If you are denied access to medical information, you will generally be entitled
to request review of the denial. Another licensed health care professional chosen
by the Practice will then review your request and the denial. The person conducting
the review will not be the person who denied your request. We will comply with
the outcome and recommendations from that review.
· Right to Amend. If you feel that the medical information we have about
you in your record is incorrect or incomplete, then you may ask us to amend
the information, following the procedure below. You have the right to request
an amendment for as long as the Practice maintains your medical record. To request
an amendment, your request must be submitted in writing, along with your intended
amendment and a reason that supports your request to amend. The amendment must
be dated and signed by you. We may deny your request for an amendment if it
is not in writing or does not include a reason to support the request. In addition,
we may deny your request if you ask us to amend information that:
· Was not created by us, unless the person or entity that created the
information is no longer available to make the amendment;
· Is not part of the medical information kept by or for the Practice;
· Is not part of the information which you would be permitted to inspect
and copy; or
· Is accurate and complete.
· Right to an Accounting of Disclosures. You have the right to request
an "accounting of disclosures." This is a list of the disclosures
we made of medical information about you, to others. To request this list, you
must submit your request in writing. Your request must state a time period not
longer than six (6) years back and may not include dates before April 14, 2003.

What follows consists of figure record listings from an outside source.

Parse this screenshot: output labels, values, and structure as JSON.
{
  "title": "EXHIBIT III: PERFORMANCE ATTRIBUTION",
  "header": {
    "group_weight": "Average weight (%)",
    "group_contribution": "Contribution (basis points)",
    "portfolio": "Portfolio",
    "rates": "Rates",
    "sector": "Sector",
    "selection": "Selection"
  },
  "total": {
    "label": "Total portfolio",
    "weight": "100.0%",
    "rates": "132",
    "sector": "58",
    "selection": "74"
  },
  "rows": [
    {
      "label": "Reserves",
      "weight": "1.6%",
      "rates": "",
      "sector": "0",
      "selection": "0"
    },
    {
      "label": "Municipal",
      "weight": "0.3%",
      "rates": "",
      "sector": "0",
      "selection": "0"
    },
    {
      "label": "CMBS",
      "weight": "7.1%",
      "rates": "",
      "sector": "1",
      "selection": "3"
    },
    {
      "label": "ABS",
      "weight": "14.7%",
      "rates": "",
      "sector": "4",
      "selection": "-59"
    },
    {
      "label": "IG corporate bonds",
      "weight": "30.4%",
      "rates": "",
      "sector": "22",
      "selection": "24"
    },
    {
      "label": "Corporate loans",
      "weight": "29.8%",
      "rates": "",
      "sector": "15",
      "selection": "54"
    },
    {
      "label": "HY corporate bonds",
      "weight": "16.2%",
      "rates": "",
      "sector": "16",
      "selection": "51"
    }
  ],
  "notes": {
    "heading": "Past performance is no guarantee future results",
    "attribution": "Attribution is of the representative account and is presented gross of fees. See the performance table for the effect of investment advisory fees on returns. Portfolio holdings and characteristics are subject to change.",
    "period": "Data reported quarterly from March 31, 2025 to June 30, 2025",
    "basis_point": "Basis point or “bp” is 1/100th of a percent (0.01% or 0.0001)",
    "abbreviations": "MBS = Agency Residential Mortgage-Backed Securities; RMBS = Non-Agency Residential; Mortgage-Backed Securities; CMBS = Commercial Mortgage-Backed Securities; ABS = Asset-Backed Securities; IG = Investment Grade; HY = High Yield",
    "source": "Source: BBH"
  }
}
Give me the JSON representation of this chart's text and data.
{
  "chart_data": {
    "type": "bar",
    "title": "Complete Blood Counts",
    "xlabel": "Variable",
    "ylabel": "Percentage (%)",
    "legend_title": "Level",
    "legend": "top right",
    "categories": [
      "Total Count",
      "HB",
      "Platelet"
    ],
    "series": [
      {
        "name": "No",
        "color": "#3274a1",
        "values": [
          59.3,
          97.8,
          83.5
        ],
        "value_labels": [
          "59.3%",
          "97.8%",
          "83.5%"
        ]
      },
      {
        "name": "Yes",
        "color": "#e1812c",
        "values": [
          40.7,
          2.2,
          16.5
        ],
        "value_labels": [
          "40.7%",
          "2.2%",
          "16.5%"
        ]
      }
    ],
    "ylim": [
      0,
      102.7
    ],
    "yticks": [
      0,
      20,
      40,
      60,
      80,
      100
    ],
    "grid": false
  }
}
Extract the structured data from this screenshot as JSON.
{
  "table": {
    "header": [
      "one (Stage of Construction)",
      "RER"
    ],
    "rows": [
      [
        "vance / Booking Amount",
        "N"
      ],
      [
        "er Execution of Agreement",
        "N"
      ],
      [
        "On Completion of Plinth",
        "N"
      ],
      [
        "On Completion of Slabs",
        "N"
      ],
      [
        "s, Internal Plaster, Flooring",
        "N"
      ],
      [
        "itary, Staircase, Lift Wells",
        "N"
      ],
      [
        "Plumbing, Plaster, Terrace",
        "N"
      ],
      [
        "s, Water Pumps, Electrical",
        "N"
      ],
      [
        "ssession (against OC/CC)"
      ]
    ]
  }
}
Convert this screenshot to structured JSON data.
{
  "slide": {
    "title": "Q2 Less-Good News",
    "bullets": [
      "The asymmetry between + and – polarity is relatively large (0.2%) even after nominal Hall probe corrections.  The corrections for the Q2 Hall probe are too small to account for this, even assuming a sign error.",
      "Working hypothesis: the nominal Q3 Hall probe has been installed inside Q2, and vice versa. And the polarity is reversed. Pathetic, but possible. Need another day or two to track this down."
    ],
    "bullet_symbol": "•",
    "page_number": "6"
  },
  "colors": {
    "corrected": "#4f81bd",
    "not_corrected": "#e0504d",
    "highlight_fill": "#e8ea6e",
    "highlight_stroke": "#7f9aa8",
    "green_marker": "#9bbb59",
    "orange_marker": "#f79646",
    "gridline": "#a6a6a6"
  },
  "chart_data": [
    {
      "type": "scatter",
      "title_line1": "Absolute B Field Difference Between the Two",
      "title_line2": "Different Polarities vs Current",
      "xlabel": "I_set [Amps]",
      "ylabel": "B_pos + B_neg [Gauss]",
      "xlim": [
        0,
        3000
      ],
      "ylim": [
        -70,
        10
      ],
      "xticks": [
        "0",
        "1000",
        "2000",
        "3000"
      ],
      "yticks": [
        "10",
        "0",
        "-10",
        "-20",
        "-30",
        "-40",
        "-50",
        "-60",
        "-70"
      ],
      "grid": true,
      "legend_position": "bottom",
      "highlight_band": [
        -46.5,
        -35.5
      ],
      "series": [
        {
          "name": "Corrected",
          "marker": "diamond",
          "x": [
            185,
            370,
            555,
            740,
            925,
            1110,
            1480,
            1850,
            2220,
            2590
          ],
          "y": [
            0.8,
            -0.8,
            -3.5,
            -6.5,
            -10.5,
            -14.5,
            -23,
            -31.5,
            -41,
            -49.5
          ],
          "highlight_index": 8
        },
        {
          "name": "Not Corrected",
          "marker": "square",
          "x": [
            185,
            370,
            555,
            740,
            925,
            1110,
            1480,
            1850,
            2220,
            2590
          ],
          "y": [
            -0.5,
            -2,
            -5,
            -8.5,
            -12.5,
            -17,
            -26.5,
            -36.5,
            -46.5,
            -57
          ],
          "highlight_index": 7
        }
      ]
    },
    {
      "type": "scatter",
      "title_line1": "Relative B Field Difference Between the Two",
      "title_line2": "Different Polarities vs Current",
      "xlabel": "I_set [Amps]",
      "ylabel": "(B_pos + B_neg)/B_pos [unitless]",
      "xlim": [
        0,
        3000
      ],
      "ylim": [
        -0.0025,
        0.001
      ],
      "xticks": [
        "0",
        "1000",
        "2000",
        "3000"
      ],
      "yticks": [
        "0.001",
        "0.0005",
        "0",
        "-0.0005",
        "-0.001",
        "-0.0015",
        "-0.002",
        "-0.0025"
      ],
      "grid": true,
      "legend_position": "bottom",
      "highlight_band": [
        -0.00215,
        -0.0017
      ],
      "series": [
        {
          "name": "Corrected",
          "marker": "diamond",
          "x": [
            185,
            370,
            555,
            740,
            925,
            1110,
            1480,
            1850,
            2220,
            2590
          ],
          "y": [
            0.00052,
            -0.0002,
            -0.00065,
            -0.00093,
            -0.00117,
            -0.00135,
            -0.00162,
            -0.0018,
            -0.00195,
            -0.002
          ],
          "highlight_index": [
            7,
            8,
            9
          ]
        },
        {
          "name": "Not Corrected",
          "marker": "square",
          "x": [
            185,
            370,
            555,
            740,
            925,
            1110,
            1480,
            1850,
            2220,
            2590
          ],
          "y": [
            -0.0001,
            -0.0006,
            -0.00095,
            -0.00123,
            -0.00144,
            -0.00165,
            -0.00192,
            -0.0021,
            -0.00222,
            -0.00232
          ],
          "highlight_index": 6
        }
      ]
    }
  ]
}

· Right to Request Restrictions. You have the right to request a restriction
or limitation on the medical information we use or disclose about you for treatment,
payment or health care operations. You also have the right to request a limit
on the medical information we disclose about you to someone who is involved
in your care or the payment for your care (a family member or friend). For example,
you could ask that we not use or disclose information about a particular treatment
you received.
We are not required to agree to your request. If we do agree, we will comply
with your request except that we shall not comply, even with a written request,
in an emergency situation, if the Department of Health and Human Services is
investigating our HIPAA compliance status, or if we are permitted or required
by law to disclose the information, such as in response to subpoena or law enforcement
demands.
To request restrictions, you must make your request in writing. In your request,
you indicate:
· what information you want to limit; and
· how you wish us to limit or use or disclosure of this information.
· Right to Request Confidential Communications. You have the right to
request that we communicate with you about medical matters in a certain way
or at a certain location. For example, you can ask that we only contact you
at work or by mail, that we not leave voice mail or e-mail, or the like. To
request confidential communications, you must make your request in writing.
We will not ask you the reason for your request. We will accommodate all reasonable
requests. Your request must specify how or where you wish us to contact you.
· Right to a Paper Copy of This Notice. You have the right to a paper
copy of this notice. You may ask us to give you a copy of this notice at any
time. Even if you have agreed to receive this notice electronically, you are
still entitled to a paper copy of this notice.